The packed programme begins with a ‘Local History Bonanza Day’ at The Box on 7 May, when people can drop in to meet and chat to local history groups, enjoy a series of free talks, try their hand at quizzes, trails and more.
Other special events include ‘Community Curation Days’ in Stoke and Ernesettle, Heritage Litter Picks in the city centre, a workshop led by the Renaissance Dance Company, who specialise in the performance of court and country dances from the past, and sessions about local history research resources and how to read old handwriting in documents like the census returns from the 1800s and 1900s.
Exhibitions about local artists and murder, mystery and mayhem in the Victorian era at Ford Park Cemetery and the city’s fashion history at The Box can be viewed on selected days. An online exhibition running throughout the three weeks will give people a chance to learn more about the history of Plymouth Marjon University.
The History Festival always features a great selection of guided walks and tours and 2022 is no exception. Get your walking boots on to explore Peverell, Mutley, Greenbank, Ford Park Cemetery, the Royal William Yard, St Budeaux’s waterfront, the city centre, Mount Wise, The Barbican, Plymouth’s old town boundary, LGBT+ sites past and present and the Millfields. Take a fascinating tour of the Tamar Bridge, Royal Albert Bridge or Elizabethan House, and go behind-the-scenes at The Box and see its ‘archive in the sky’.
Talks and performances are also a key part of the festival and this year offers presentations about Drake’s Island, the ‘three towns’ of Plymouth, Devonport and Stonehouse, genealogy, the River Tamar, the Royal Albert Bridge, Dartmoor and Plymouth’s role in the Falklands conflict 40 years ago.
On 21 May, the Plymouth Community Heritage Network presents, ‘Our Ocean City, Stories and Sounds of the Sea’ at the University of Plymouth, with a series of talks that celebrate Plymouth’s maritime links.
Actor Derek Frood gives a brand new performance lecture about artist Solomon Hart in the Vestry at the Synagogue on a selection of dates. Hart, who was born in Plymouth in 1806, became the first Jewish member of London’s prestigious Royal Academy of Art.
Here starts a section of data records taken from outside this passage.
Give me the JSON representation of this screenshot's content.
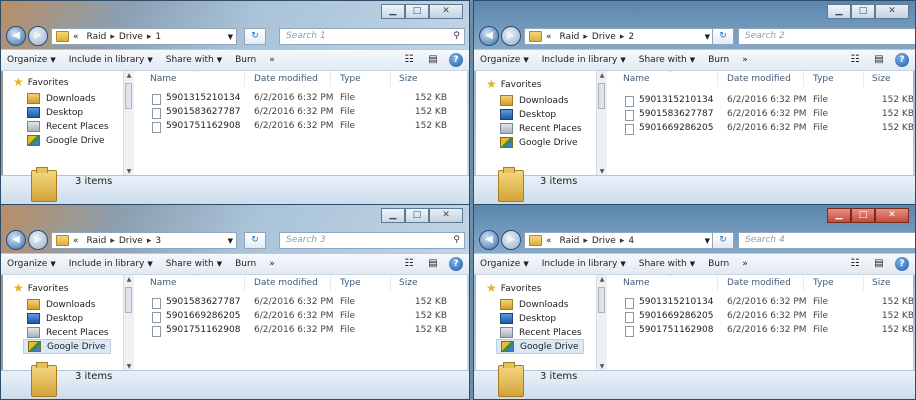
{
  "toolbar": {
    "organize": "Organize",
    "include": "Include in library",
    "share": "Share with",
    "burn": "Burn",
    "more": "»"
  },
  "columns": {
    "name": "Name",
    "date": "Date modified",
    "type": "Type",
    "size": "Size"
  },
  "nav": {
    "favorites": "Favorites",
    "downloads": "Downloads",
    "desktop": "Desktop",
    "recent": "Recent Places",
    "gdrive": "Google Drive"
  },
  "windows": [
    {
      "breadcrumb": [
        "«",
        "Raid",
        "Drive",
        "1"
      ],
      "search_placeholder": "Search 1",
      "item_count": "3 items",
      "files": [
        {
          "name": "5901315210134",
          "date": "6/2/2016 6:32 PM",
          "type": "File",
          "size": "152 KB"
        },
        {
          "name": "5901583627787",
          "date": "6/2/2016 6:32 PM",
          "type": "File",
          "size": "152 KB"
        },
        {
          "name": "5901751162908",
          "date": "6/2/2016 6:32 PM",
          "type": "File",
          "size": "152 KB"
        }
      ]
    },
    {
      "breadcrumb": [
        "«",
        "Raid",
        "Drive",
        "2"
      ],
      "search_placeholder": "Search 2",
      "item_count": "3 items",
      "files": [
        {
          "name": "5901315210134",
          "date": "6/2/2016 6:32 PM",
          "type": "File",
          "size": "152 KB"
        },
        {
          "name": "5901583627787",
          "date": "6/2/2016 6:32 PM",
          "type": "File",
          "size": "152 KB"
        },
        {
          "name": "5901669286205",
          "date": "6/2/2016 6:32 PM",
          "type": "File",
          "size": "152 KB"
        }
      ]
    },
    {
      "breadcrumb": [
        "«",
        "Raid",
        "Drive",
        "3"
      ],
      "search_placeholder": "Search 3",
      "item_count": "3 items",
      "files": [
        {
          "name": "5901583627787",
          "date": "6/2/2016 6:32 PM",
          "type": "File",
          "size": "152 KB"
        },
        {
          "name": "5901669286205",
          "date": "6/2/2016 6:32 PM",
          "type": "File",
          "size": "152 KB"
        },
        {
          "name": "5901751162908",
          "date": "6/2/2016 6:32 PM",
          "type": "File",
          "size": "152 KB"
        }
      ]
    },
    {
      "breadcrumb": [
        "«",
        "Raid",
        "Drive",
        "4"
      ],
      "search_placeholder": "Search 4",
      "item_count": "3 items",
      "files": [
        {
          "name": "5901315210134",
          "date": "6/2/2016 6:32 PM",
          "type": "File",
          "size": "152 KB"
        },
        {
          "name": "5901669286205",
          "date": "6/2/2016 6:32 PM",
          "type": "File",
          "size": "152 KB"
        },
        {
          "name": "5901751162908",
          "date": "6/2/2016 6:32 PM",
          "type": "File",
          "size": "152 KB"
        }
      ]
    }
  ]
}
People can also use some newly-developed digital resources for extra historical insights thanks to the Plymouth Trails App. In addition to the ‘Plymouth’s Powerful Women’ trail which was launched in 2021, new trails exploring Plympton St Maurice and many of the city’s historic blue plaques will go live during the festival. The App can be downloaded from the Apple Store and Google Play.
The History Festival is coordinated by The Box and delivered in partnership with a wide range of partner organisations, societies and individuals. Since launching in 2013 it’ engaged with thousands of people, offering a diverse insight into Plymouth’s rich historical past.